というわけで、約束通り、お泊まり会最後の今日は朝から二人で出かけることになった。
「準備できたよぉ」
と脱衣所から出てきたアリィは、また明らかに一枚着忘れている下着のような姿で、
なんとなく嫌な予感がしていた私はあらかじめ用意していたカーディガンをはおらせた。
どんなに嫌がっても力づくで、と思っていたけれど、案外アリィはそれを気に入ったらしい。
「へへへ、ゆっぴーの匂いがするー」
ご機嫌なのは結構なことだが、感想が感想なだけに、今すぐ返してほしくなった。
気持ち悪い。
でもそのままの格好でいられるより何倍もマシだと言い聞かせて出かけた先は、駅前のデパート。
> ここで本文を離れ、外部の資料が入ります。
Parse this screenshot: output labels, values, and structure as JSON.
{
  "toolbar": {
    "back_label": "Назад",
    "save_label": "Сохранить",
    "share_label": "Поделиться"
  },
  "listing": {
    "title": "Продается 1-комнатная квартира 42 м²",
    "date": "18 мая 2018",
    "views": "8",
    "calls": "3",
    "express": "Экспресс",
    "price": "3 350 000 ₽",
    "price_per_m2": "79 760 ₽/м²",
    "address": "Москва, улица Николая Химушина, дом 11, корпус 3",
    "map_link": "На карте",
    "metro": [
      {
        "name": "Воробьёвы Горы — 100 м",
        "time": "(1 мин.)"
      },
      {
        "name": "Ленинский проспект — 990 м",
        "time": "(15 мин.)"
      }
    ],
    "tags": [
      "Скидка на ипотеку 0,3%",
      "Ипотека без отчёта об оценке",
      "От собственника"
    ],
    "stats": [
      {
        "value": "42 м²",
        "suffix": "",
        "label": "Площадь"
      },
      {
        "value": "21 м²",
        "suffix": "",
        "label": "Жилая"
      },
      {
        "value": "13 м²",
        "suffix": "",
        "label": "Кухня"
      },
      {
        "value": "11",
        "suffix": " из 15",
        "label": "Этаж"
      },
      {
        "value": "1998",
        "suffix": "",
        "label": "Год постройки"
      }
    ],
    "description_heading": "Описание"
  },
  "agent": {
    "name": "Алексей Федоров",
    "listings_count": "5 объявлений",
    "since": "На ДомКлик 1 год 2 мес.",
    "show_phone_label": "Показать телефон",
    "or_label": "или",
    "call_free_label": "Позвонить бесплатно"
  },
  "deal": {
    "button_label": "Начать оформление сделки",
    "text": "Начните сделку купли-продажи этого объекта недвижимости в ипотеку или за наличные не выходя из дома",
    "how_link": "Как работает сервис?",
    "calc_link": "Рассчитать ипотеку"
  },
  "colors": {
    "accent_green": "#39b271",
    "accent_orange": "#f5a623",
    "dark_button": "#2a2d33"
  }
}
この田舎で遊ぶ場所といったら、ここくらいしかないのだ。
アリィの希望で、服屋をひやかして回る。
黒に金に銀、さらには蛍光色と、目に痛い配色の内装が並ぶ。
この階には、いわゆる『ギャル系』と呼ばれる種類の店が集まっている。
どうやらこういう感じがアリィの好みらしい。
「わぁ、あのショップ店員さんチョーかわいい!お人形みたい!」
その細い目がハッキリ輝いていると分かるくらい、うらやましそうに見つめているその先には、
アリィと変わらないくらい肌を露出した、でもそれが板につくほどのオーラをまとった美人がいた。
たしかに、彼女はこういうファッションが似合っている。
でも、それはこの空間でのみ許されることで、外に出たらやはり痴女だ。